Lewis Hamilton has earned the right to stick two fingers up at his critics - Iqraa news

Lewis Hamilton fields questions in Bahrain ahead of the season opener in a fortnight/Lewis Hamilton has earned the right to stick two fingers up at his critics

Lewis Hamilton fields questions in Bahrain ahead of Melbourne’s season opener in a fortnight - Clive Rose/Getty Images

The Bahrain paddock was at its sleepiest at around 2pm on Friday. The morning session had finished. The thrum of cars lapping the Sakhir circuit had stopped. The sun was out for almost the first time this week.

Suddenly there was a flurry of activity. Lewis Hamilton was about to arrive at his scheduled press conference and a phalanx of photographers and journalists jostled for position outside the entrance leading up to the Bahrain press conference room to catch him arriving on his scooter wearing Ferrari red.

Only, Hamilton did not arrive. The photographers waited, lenses poised. The Netflix cameras filmed the photographers waiting. Then a rumour went around that Hamilton had arrived via the pitlane and was already in the room, and they all rushed into the building.

No sooner had they gone in than Hamilton arrived on his scooter – probably a little puzzled as to why there were no photographers waiting for him – entered the building, apologised for being late and took his place alongside Liam Lawson, Oscar Piastri and Yuki Tsunoda. Hamilton dances to his own tune these days.

“Don’t ever compare me to anybody else,” Hamilton warned in a Time magazine interview which appeared on Thursday and has since gone viral after he dismissed the negativity of “older, ultimately white men” who have commented on his career and what he should be doing. “I’m the first and only black driver that’s ever been in this sport,” he added. “I’m built different.” He is not wrong there.

The past few weeks have been like the third coming of Hamilton. If the first version was his supernova-like rise, the sport’s first black driver, the first world title with McLaren, the growing pains, the split with his father, and the second version was the winning years with Mercedes, becoming the most successful F1 driver of all time, flexing his muscles, becoming one of the biggest sportsman on the planet, Hamilton 3.0 is the 40-year-old fully stepping into his power.

Hamilton today is probably the most influential, most powerful driver the sport has ever known.

Ayrton Senna inspired a messianic cult-like following. Michael Schumacher bestrode the Noughties like a colossus. But Hamilton is on another level – his global reach, his desire to use his platform, his willingness to speak up on big issues, his bank balance.

What other driver could be the creative lead on his own Time magazine front cover, and feature himself, dressed all in white, standing in front of a black stallion named Aroma, recreating the iconic Ferrari prancing horse?

Who else could co-produce a Hollywood film starring Brad Pitt? Or co-chair the Met Gala this May alongside Pharrell Williams? (LeBron James is honorary chair.)

Hamilton has so many irons in so many fires he could not even recall, when asked by Time magazine, whether he had put any money into TGL, the indoor golf competition recently founded by Tiger Woods and Rory McIlroy. (He had.)

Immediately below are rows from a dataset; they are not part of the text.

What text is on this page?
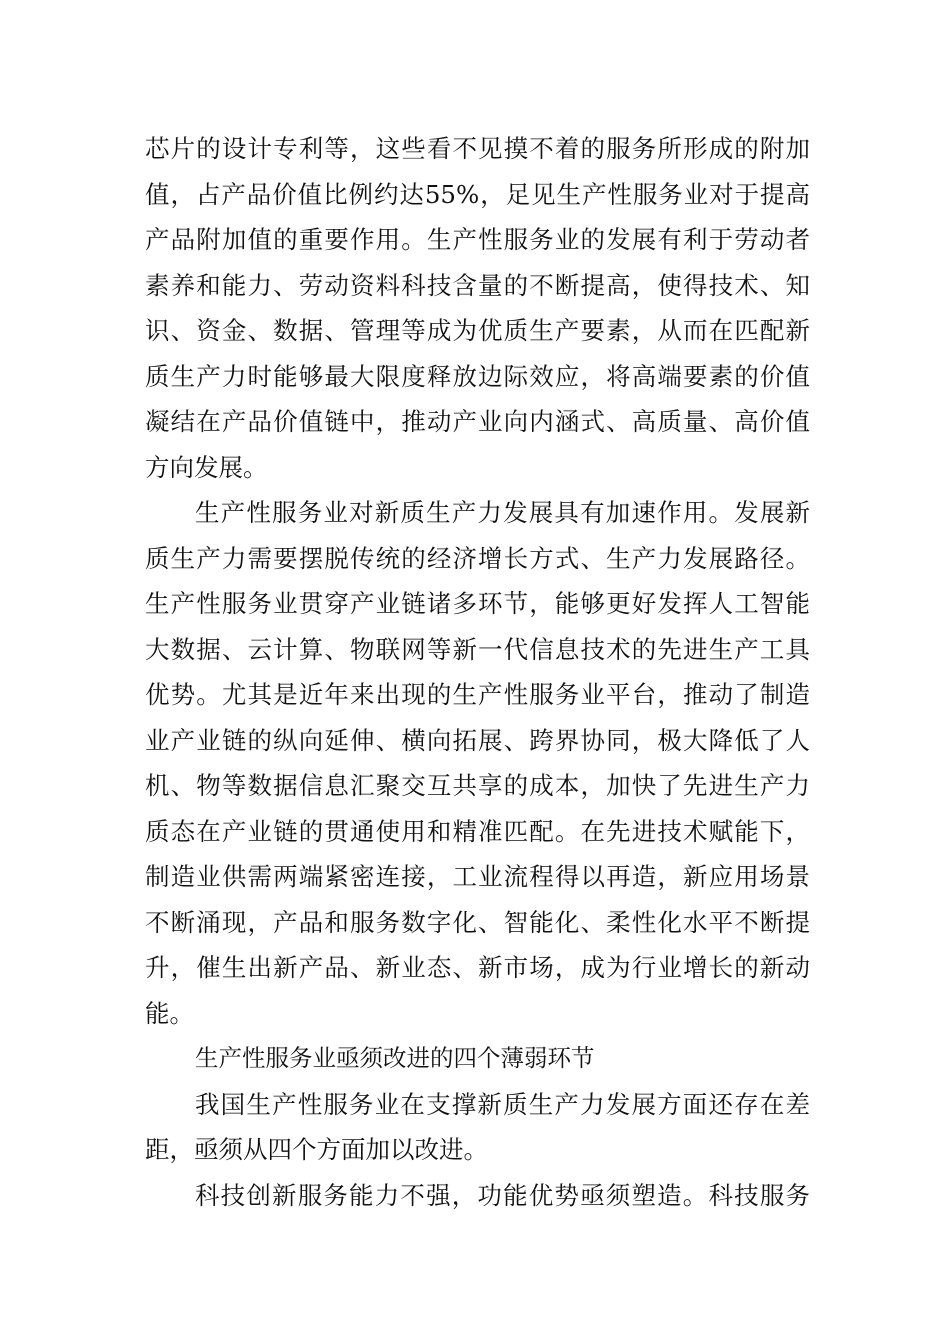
芯片的设计专利等，这些看不见摸不着的服务所形成的附加
值，占产品价值比例约达55%，足见生产性服务业对于提高
产品附加值的重要作用。生产性服务业的发展有利于劳动者
素养和能力、劳动资料科技含量的不断提高，使得技术、知
识、资金、数据、管理等成为优质生产要素，从而在匹配新
质生产力时能够最大限度释放边际效应，将高端要素的价值
凝结在产品价值链中，推动产业向内涵式、高质量、高价值
方向发展。
生产性服务业对新质生产力发展具有加速作用。发展新
质生产力需要摆脱传统的经济增长方式、生产力发展路径。
生产性服务业贯穿产业链诸多环节，能够更好发挥人工智能
大数据、云计算、物联网等新一代信息技术的先进生产工具
优势。尤其是近年来出现的生产性服务业平台，推动了制造
业产业链的纵向延伸、横向拓展、跨界协同，极大降低了人
机、物等数据信息汇聚交互共享的成本，加快了先进生产力
质态在产业链的贯通使用和精准匹配。在先进技术赋能下，
制造业供需两端紧密连接，工业流程得以再造，新应用场景
不断涌现，产品和服务数字化、智能化、柔性化水平不断提
升，催生出新产品、新业态、新市场，成为行业增长的新动
能。
生产性服务业亟须改进的四个薄弱环节
我国生产性服务业在支撑新质生产力发展方面还存在差
距，亟须从四个方面加以改进。
科技创新服务能力不强，功能优势亟须塑造。科技服务
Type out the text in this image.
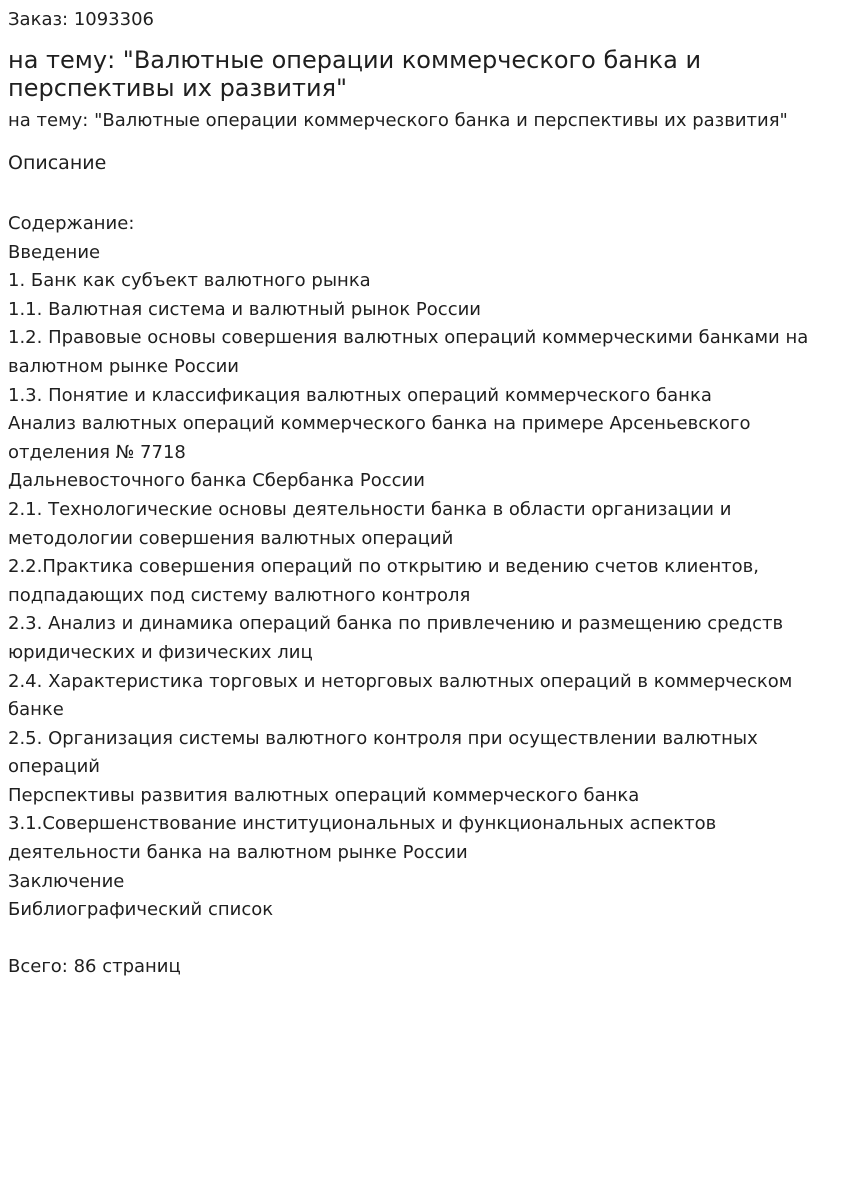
Заказ: 1093306

на тему: "Валютные операции коммерческого банка и перспективы их развития"

на тему: "Валютные операции коммерческого банка и перспективы их развития"

Описание

Содержание:
Введение
1. Банк как субъект валютного рынка
1.1. Валютная система и валютный рынок России
1.2. Правовые основы совершения валютных операций коммерческими банками на валютном рынке России
1.3. Понятие и классификация валютных операций коммерческого банка
Анализ валютных операций коммерческого банка на примере Арсеньевского отделения № 7718
Дальневосточного банка Сбербанка России
2.1. Технологические основы деятельности банка в области организации и методологии совершения валютных операций
2.2.Практика совершения операций по открытию и ведению счетов клиентов, подпадающих под систему валютного контроля
2.3. Анализ и динамика операций банка по привлечению и размещению средств юридических и физических лиц
2.4. Характеристика торговых и неторговых валютных операций в коммерческом банке
2.5. Организация системы валютного контроля при осуществлении валютных операций
Перспективы развития валютных операций коммерческого банка
3.1.Совершенствование институциональных и функциональных аспектов деятельности банка на валютном рынке России
Заключение
Библиографический список
Всего: 86 страниц
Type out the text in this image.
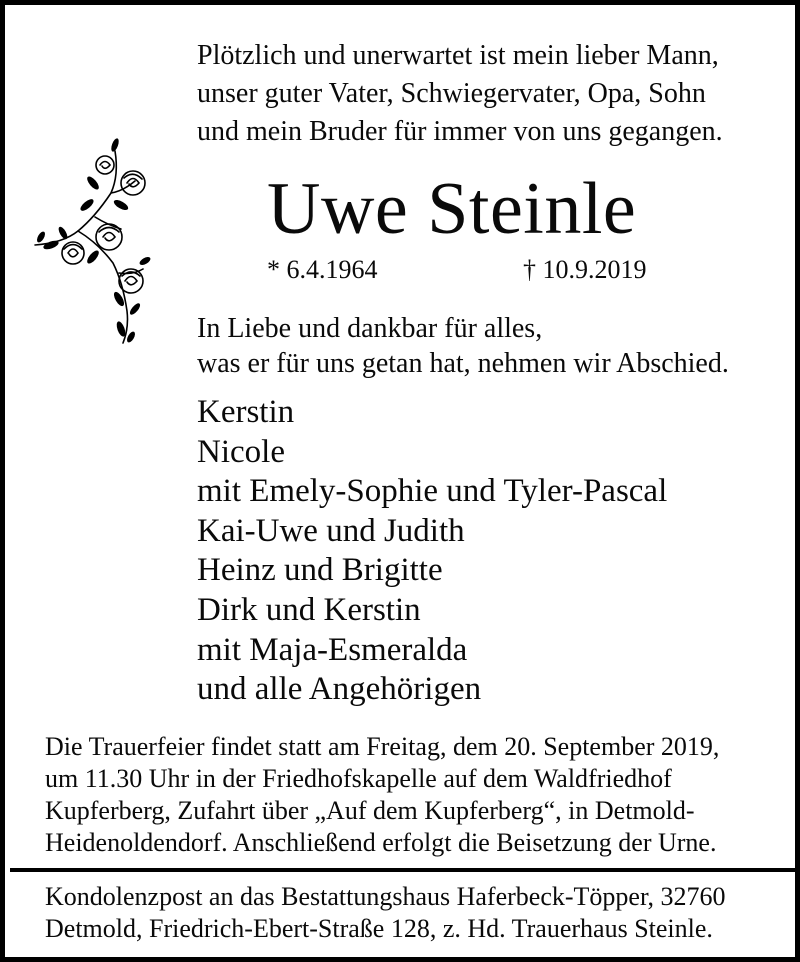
Plötzlich und unerwartet ist mein lieber Mann,
unser guter Vater, Schwiegervater, Opa, Sohn
und mein Bruder für immer von uns gegangen.
Uwe Steinle
* 6.4.1964	† 10.9.2019
In Liebe und dankbar für alles,
was er für uns getan hat, nehmen wir Abschied.
Kerstin
Nicole
mit Emely-Sophie und Tyler-Pascal
Kai-Uwe und Judith
Heinz und Brigitte
Dirk und Kerstin
mit Maja-Esmeralda
und alle Angehörigen
Die Trauerfeier findet statt am Freitag, dem 20. September 2019,
um 11.30 Uhr in der Friedhofskapelle auf dem Waldfriedhof
Kupferberg, Zufahrt über „Auf dem Kupferberg“, in Detmold-
Heidenoldendorf. Anschließend erfolgt die Beisetzung der Urne.
Kondolenzpost an das Bestattungshaus Haferbeck-Töpper, 32760
Detmold, Friedrich-Ebert-Straße 128, z. Hd. Trauerhaus Steinle.
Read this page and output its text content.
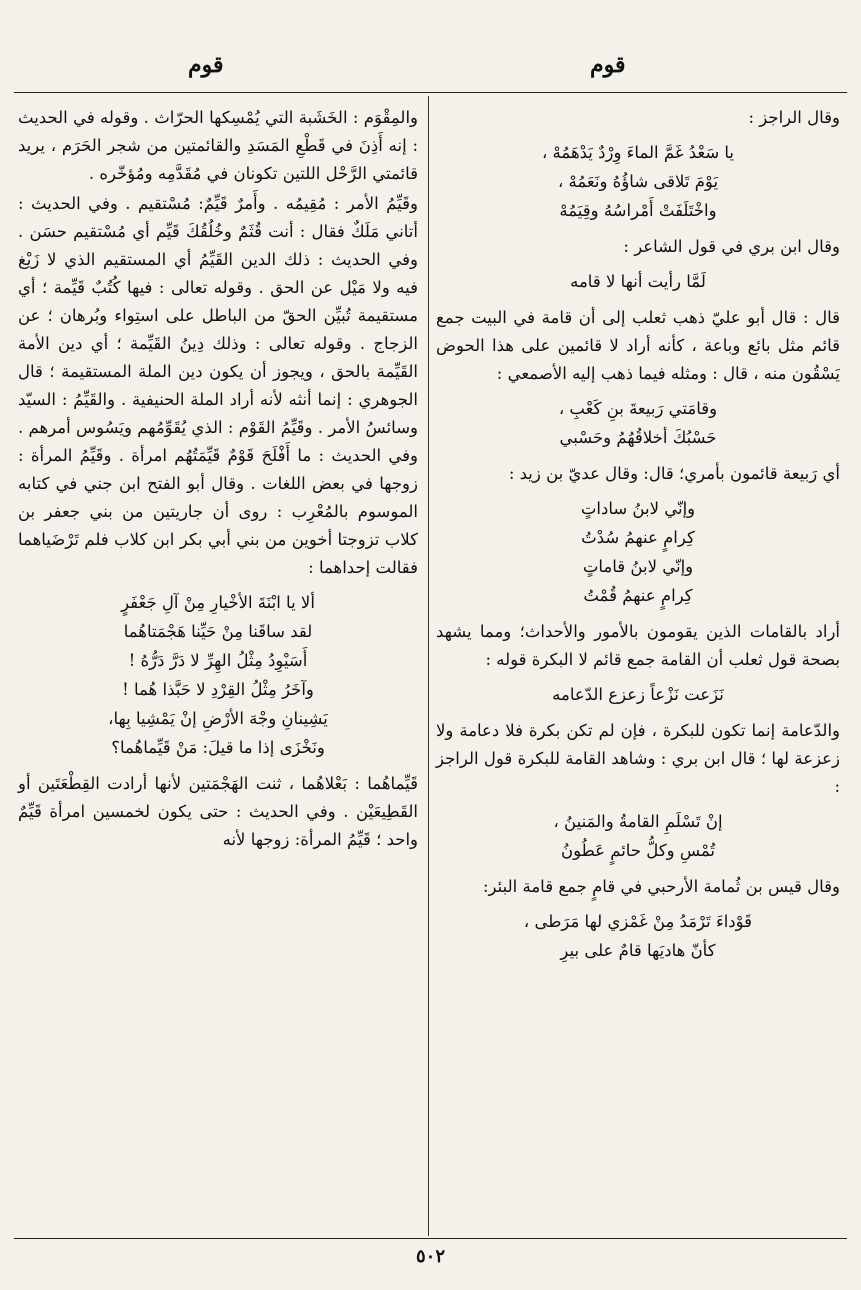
قوم
قوم

وقال الراجز :

يا سَعْدُ غَمَّ الماءَ وِرْدٌ يَدْهَمُهْ ،
يَوْمَ تَلاقى شاؤُهُ ونَعَمُهْ ،
واخْتَلَفَتْ أَمْراسُهُ وقِيَمُهْ

وقال ابن بري في قول الشاعر :

لَمَّا رأيت أنها لا قامه

قال : قال أبو عليّ ذهب ثعلب إلى أن قامة في البيت جمع قائم مثل بائع وباعة ، كأنه أراد لا قائمين على هذا الحوض يَسْقُون منه ، قال : ومثله فيما ذهب إليه الأصمعي :

وقامَتي رَبيعةَ بنِ كَعْبِ ،
حَسْبُكَ أخلاقُهُمُ وحَسْبي

أي رَبيعة قائمون بأمري؛ قال: وقال عديّ بن زيد :

وإنّي لابنُ ساداتٍ
كِرامٍ عنهمُ سُدْتُ
وإنّي لابنُ قاماتٍ
كِرامٍ عنهمُ قُمْتُ

أراد بالقامات الذين يقومون بالأمور والأحداث؛ ومما يشهد بصحة قول ثعلب أن القامة جمع قائم لا البكرة قوله :

نَزَعت نَزْعاً زعزع الدّعامه

والدّعامة إنما تكون للبكرة ، فإن لم تكن بكرة فلا دعامة ولا زعزعة لها ؛ قال ابن بري : وشاهد القامة للبكرة قول الراجز :

إنْ تَسْلَمِ القامةُ والمَنينُ ،
تُمْسِ وكلُّ حائمٍ عَطُونُ

وقال قيس بن ثُمامة الأرحبي في قامٍ جمع قامة البئر:

قَوْداءَ تَرْمَدُ مِنْ غَمْزي لها مَرَطى ،
كأنّ هاديَها قامٌ على بيرِ

والمِقْوَم : الخَشَبة التي يُمْسِكها الحرّاث . وقوله في الحديث : إنه أَذِنَ في قَطْعِ المَسَدِ والقائمتين من شجر الحَرَم ، يريد قائمتي الرَّحْل اللتين تكونان في مُقَدَّمِه ومُؤخّره .

وقَيِّمُ الأمر : مُقِيمُه . وأَمرٌ قَيِّمٌ: مُسْتقيم . وفي الحديث : أتاني مَلَكٌ فقال : أنت قُثَمٌ وخُلُقُكَ قَيِّم أي مُسْتقيم حسَن . وفي الحديث : ذلك الدين القَيِّمُ أي المستقيم الذي لا زَيْغ فيه ولا مَيْل عن الحق . وقوله تعالى : فيها كُتُبٌ قَيِّمة ؛ أي مستقيمة تُبيِّن الحقّ من الباطل على استِواء وبُرهان ؛ عن الزجاج . وقوله تعالى : وذلك دِينُ القَيِّمة ؛ أي دين الأمة القَيِّمة بالحق ، ويجوز أن يكون دين الملة المستقيمة ؛ قال الجوهري : إنما أنثه لأنه أراد الملة الحنيفية . والقَيِّمُ : السيّد وسائسُ الأمر . وقَيِّمُ القَوْم : الذي يُقَوِّمُهم ويَسُوس أمرهم . وفي الحديث : ما أَفْلَحَ قَوْمٌ قَيِّمَتُهُم امرأة . وقَيِّمُ المرأة : زوجها في بعض اللغات . وقال أبو الفتح ابن جني في كتابه الموسوم بالمُعْرِب : روى أن جاريتين من بني جعفر بن كلاب تزوجتا أخوين من بني أبي بكر ابن كلاب فلم تَرْضَياهما فقالت إحداهما :

ألا يا ابْنَةَ الأخْيارِ مِنْ آلِ جَعْفَرٍ
لقد ساقَنا مِنْ حَيِّنا هَجْمَتاهُما
أَسَيْوِدُ مِثْلُ الهِرِّ لا دَرَّ دَرُّهُ !
وآخَرُ مِثْلُ القِرْدِ لا حَبَّذا هُما !
يَشِينانِ وجْهَ الأرْضِ إنْ يَمْشِيا بِها،
ونَخْزَى إذا ما قيلَ: مَنْ قَيِّماهُما؟

قَيِّماهُما : بَعْلاهُما ، ثنت الهَجْمَتين لأنها أرادت القِطْعَتَين أو القَطِيعَيْن . وفي الحديث : حتى يكون لخمسين امرأة قَيِّمٌ واحد ؛ قَيِّمُ المرأة: زوجها لأنه

٥٠٢
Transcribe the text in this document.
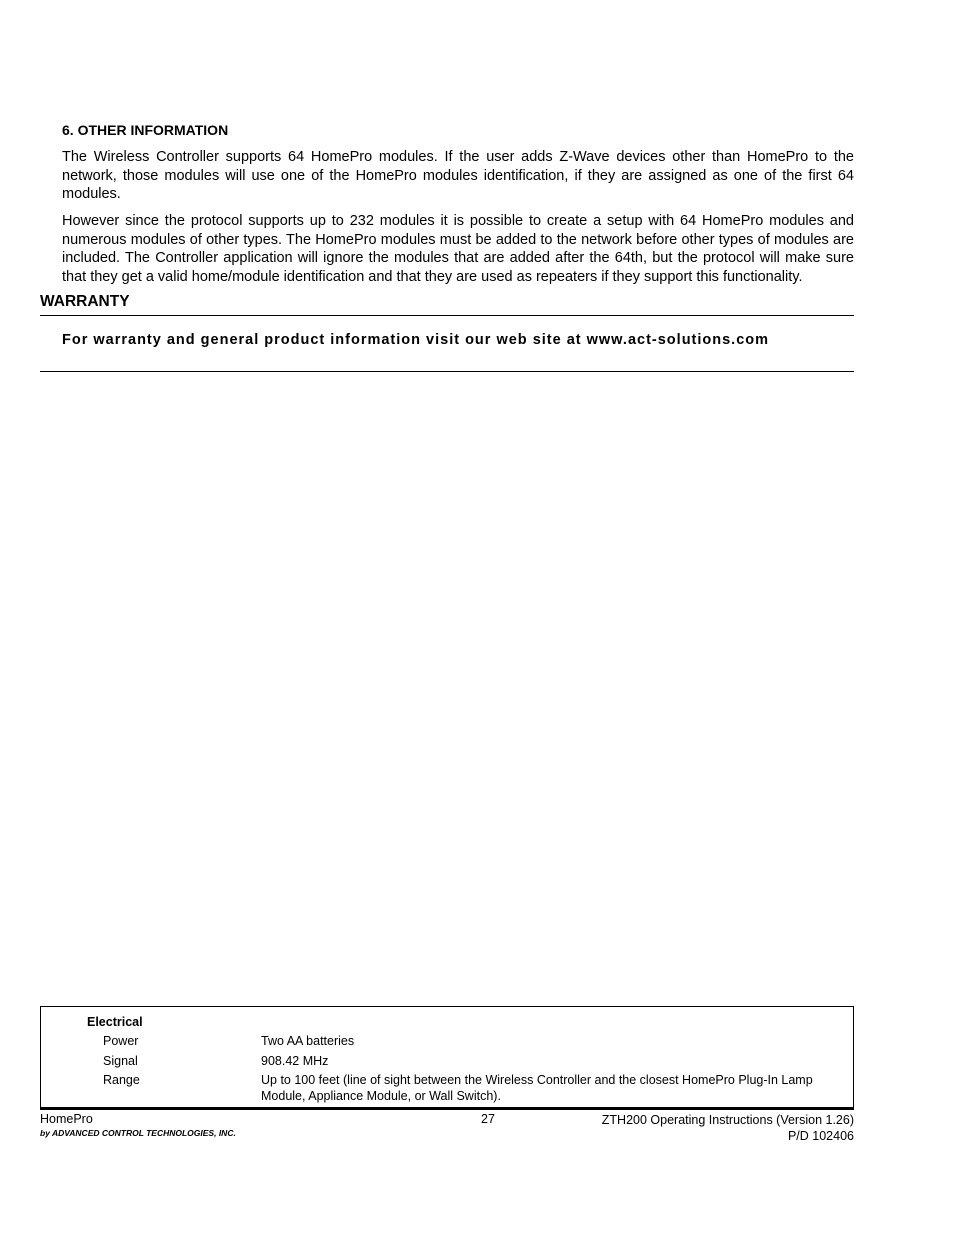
6. OTHER INFORMATION

The Wireless Controller supports 64 HomePro modules. If the user adds Z-Wave devices other than HomePro to the network, those modules will use one of the HomePro modules identification, if they are assigned as one of the first 64 modules.

However since the protocol supports up to 232 modules it is possible to create a setup with 64 HomePro modules and numerous modules of other types. The HomePro modules must be added to the network before other types of modules are included. The Controller application will ignore the modules that are added after the 64th, but the protocol will make sure that they get a valid home/module identification and that they are used as repeaters if they support this functionality.

WARRANTY

For warranty and general product information visit our web site at www.act-solutions.com

Electrical
Power	Two AA batteries
Signal	908.42 MHz
Range	Up to 100 feet (line of sight between the Wireless Controller and the closest HomePro Plug-In Lamp Module, Appliance Module, or Wall Switch).
HomePro
by ADVANCED CONTROL TECHNOLOGIES, INC.
27	ZTH200 Operating Instructions (Version 1.26)
P/D 102406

Hamilton chats with the Williams driver Carlos Sainz on Friday during pre-season testing at Sakhir circuit/Lewis Hamilton has earned the right to stick two fingers up at his critics

Hamilton chats with the Williams driver Carlos Sainz during pre-season testing at the Sakhir circuit - Darko Bandic/AP Photo

The marriage of the biggest star in the sport to the biggest team in the sport has raised Hamilton’s profile only further. And in all honesty Hamilton has earned the right to use his enormous platform to stick two fingers up at his detractors. After some wobbles earlier in his career, he has done it his way for the past decade or so, and been phenomenally successful in doing so.

I am not sure I would agree with him that all the criticism aimed his way has been racially motivated. But there is no doubt that certain people have been taking pot shots at him for years – his dress sense, his music, his lifestyle, his tax arrangements, his jewellery, telling him to focus on the driving and cut out the preaching. That last one is what really gets people’s goat.

Most importantly, though, Hamilton feels there is a racial element to some of the criticism. Whether he is right or wrong about that, it is impossible to gainsay him because, as he told Time magazine, no one has ever been in his shoes before.

Time will tell whether Hamilton will be vindicated again – whether he can have his cake and eat it at Ferrari; make his Hollywood films, put on his fashion galas, push for greater diversity at Maranello, and still win that eighth world title. Or whether his latest comments will begin to look hubristic if he is soundly thrashed by team-mate Charles Leclerc.

At the moment, with two weeks to go until the season opener in Melbourne, Hamilton appears to have the bit firmly between his teeth. He claims he could go on “until he is 50” the way he is feeling. Formula One’s owners will surely hope he does. As Friday proved once again, the paddock will be a lot quieter once he is gone.